No matter what kind of software you’re running, there will come a time when an upgrade is available. This could be a full version release, such as a yearly incremental upgrade to a software package that you’ll have to buy outright, or a point upgrade (so called because it’s not as fully featured and likely to change the product from, say, version 1.2 to version 1.3) that advises you via a pop-up screen that it’s available. Point releases should be free while version releases are often paid for upgrades, but there’s no real hard and fast rule.
With version upgrades, it’s typically pretty easy to decide; are the new features worth the price that’s being asked, or can you get by on the features of the existing package? If you can, there’s little point in getting the new version; you may have to spend some time learning a new interface and gain little in return but a hole in your wallet where your money used to be.
An important exception to this; Anti-Virus security software. These are sold as yearly subscription packages, and once your subscription expires, you’re at risk from any and all new bits of malware floating about. If your data, privacy and contents of your bank accounts are worth something to you, it’s probably more than the cost of a yearly anti-virus subscription. In other words, make sure this stuff is up to date and more or less constantly upgrading; it’s a lot less painful than a compromised and/or virus-laden system.
What about point upgrades? There’s a minor cost here, in that you’ve typically got to download them, and this can sometimes run to the hundreds of megabytes. Leaving that aside, it’s often wise to wait a day or so before adopting a new point version unless it explicitly addresses an existing problem you’ve got with the software. The computer company Apple’s a good example of this. In the last week alone, it’s released updates for its iTunes music service, an update for its core Mac OS X operating system to 10.7.2 and a major update for its smartphone/tablet operating system iOS to iOS 5. Combined, all those updates weigh in at over 1GB of downloads; more if you’ve got multiple iOS devices to deal with. That aside, there’s also the issue of access; in the first days after the iOS release it was quite difficult to get the entire installation (which included some server verification stages back at Apple) to complete because so many other customers were trying to do the same thing at the same time, and the servers couldn’t cope.

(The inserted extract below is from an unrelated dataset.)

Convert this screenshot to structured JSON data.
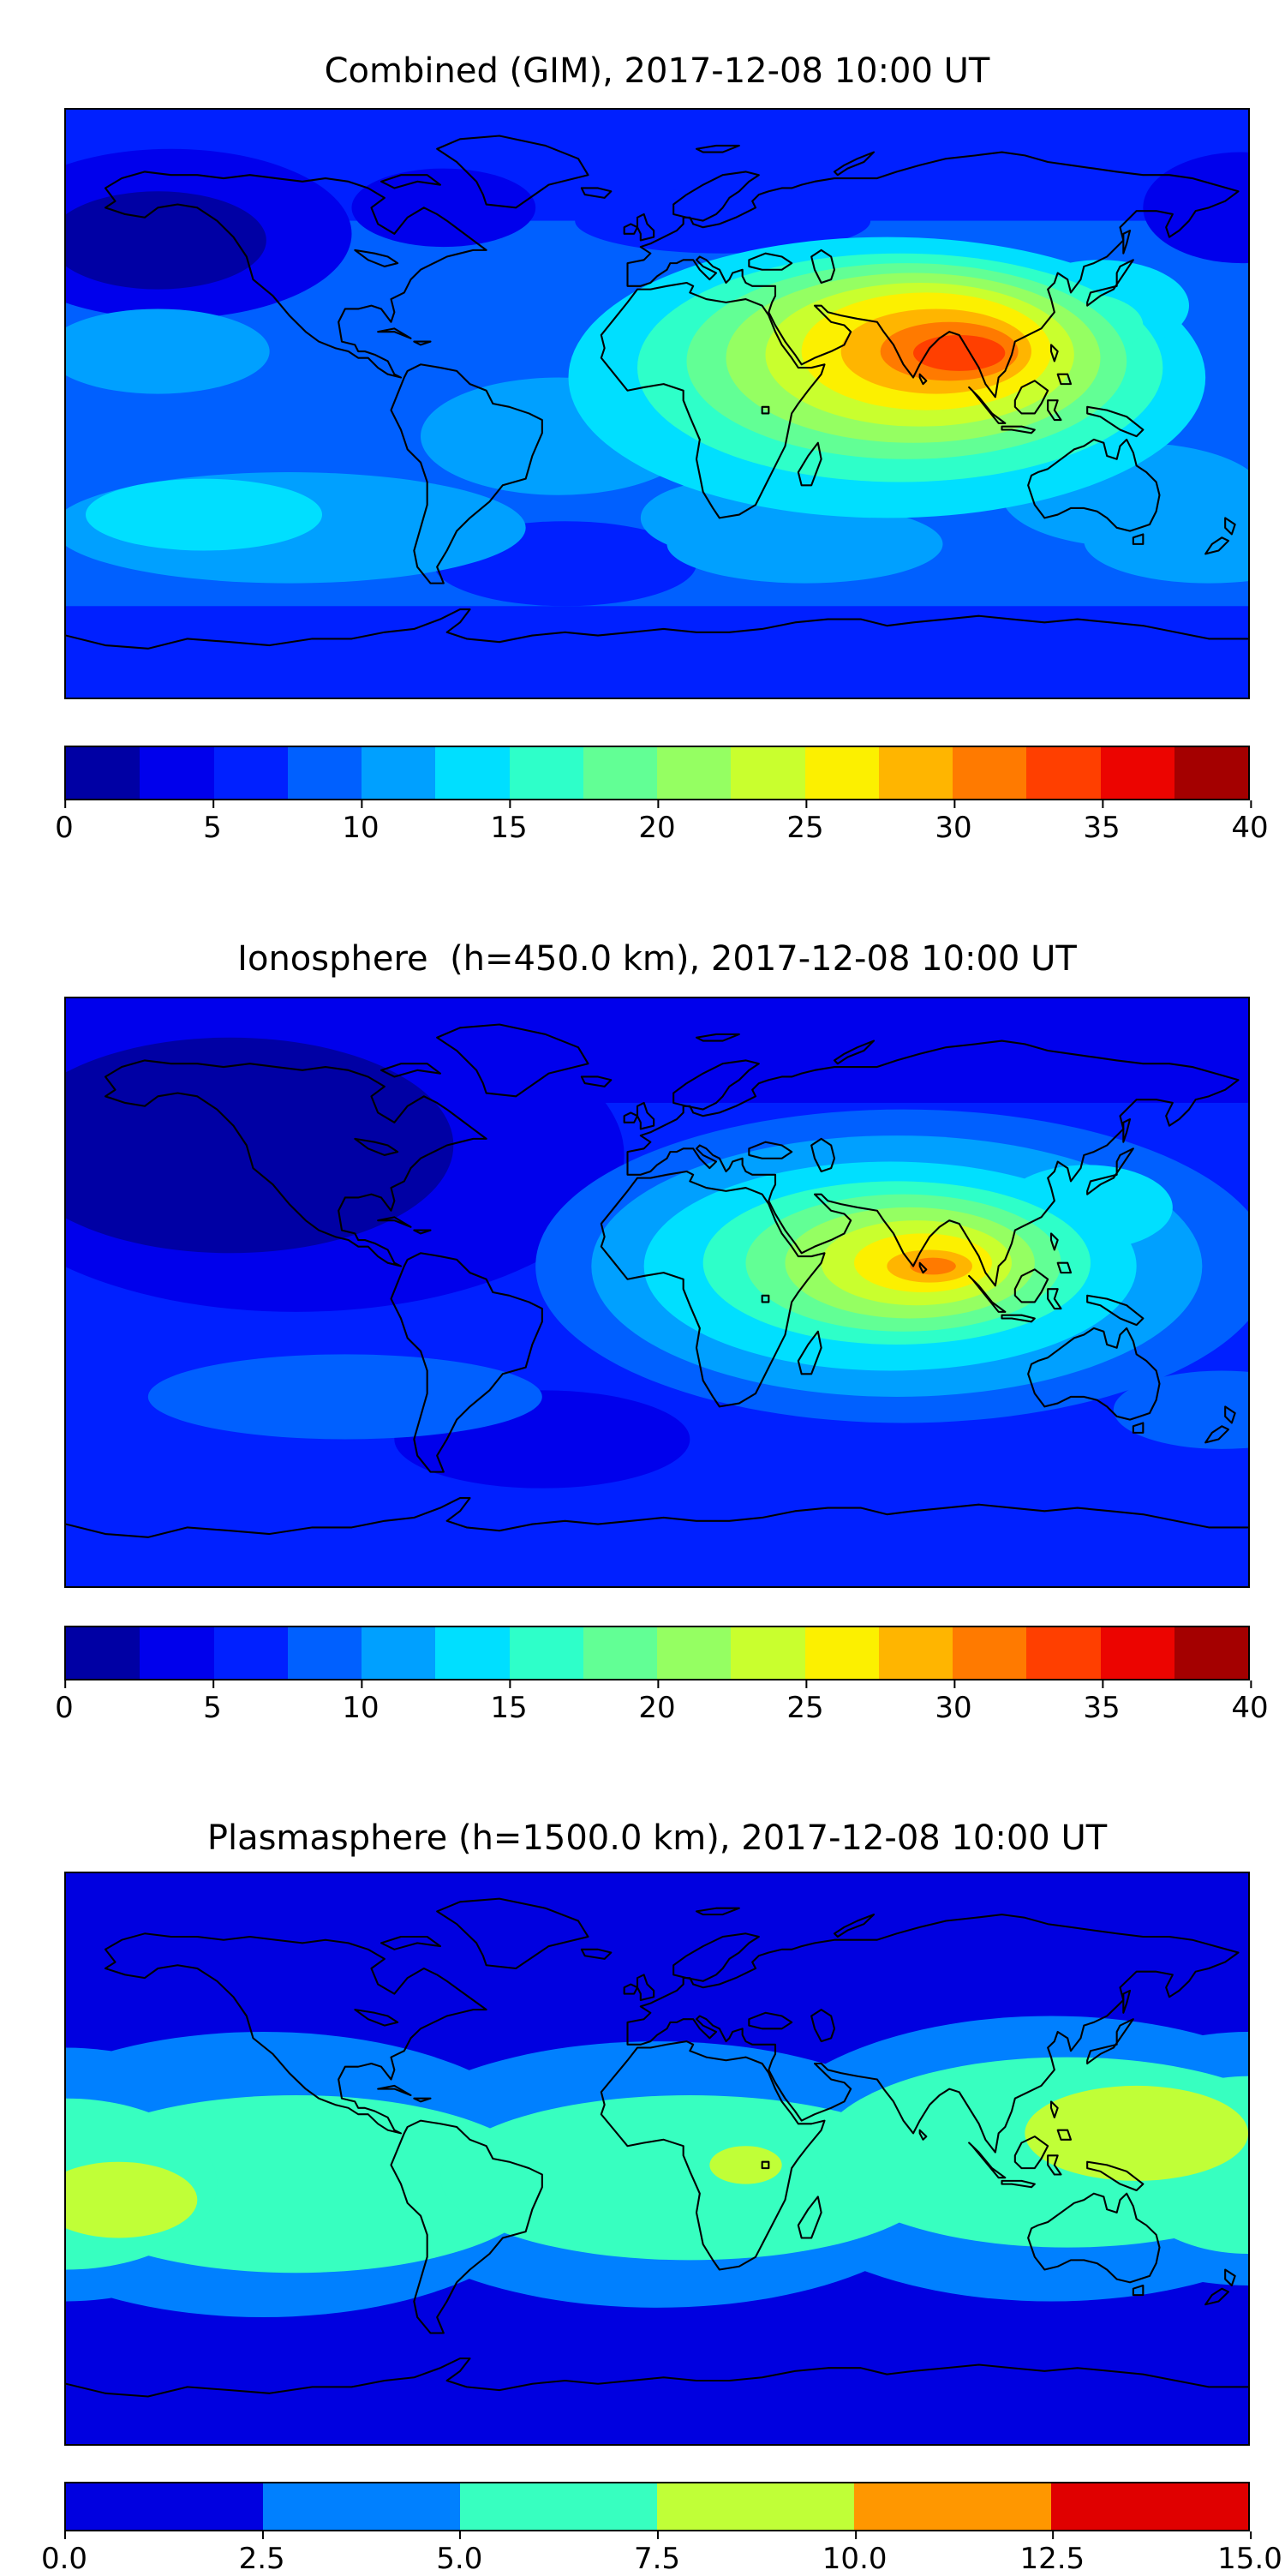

The other issue that point releases may introduce is bugs. Yes, each point release is designed to (at least in part, if not in full) deal with existing bugs, but there’s often the risk that they’ll introduce new ones. As an example, the iOS 5 update threw in a bunch of new features, but there were also existing smartphone Apps that didn’t like the new operating environment. Some will be updated to meet the new requirements, but it’s never guaranteed, and if the software that you rely on won’t work, you may end up out of luck. Waiting a few days or weeks and checking around your requirements can key you into the changes, both good and bad to anticipate, making the upgrade path that much less painless overall.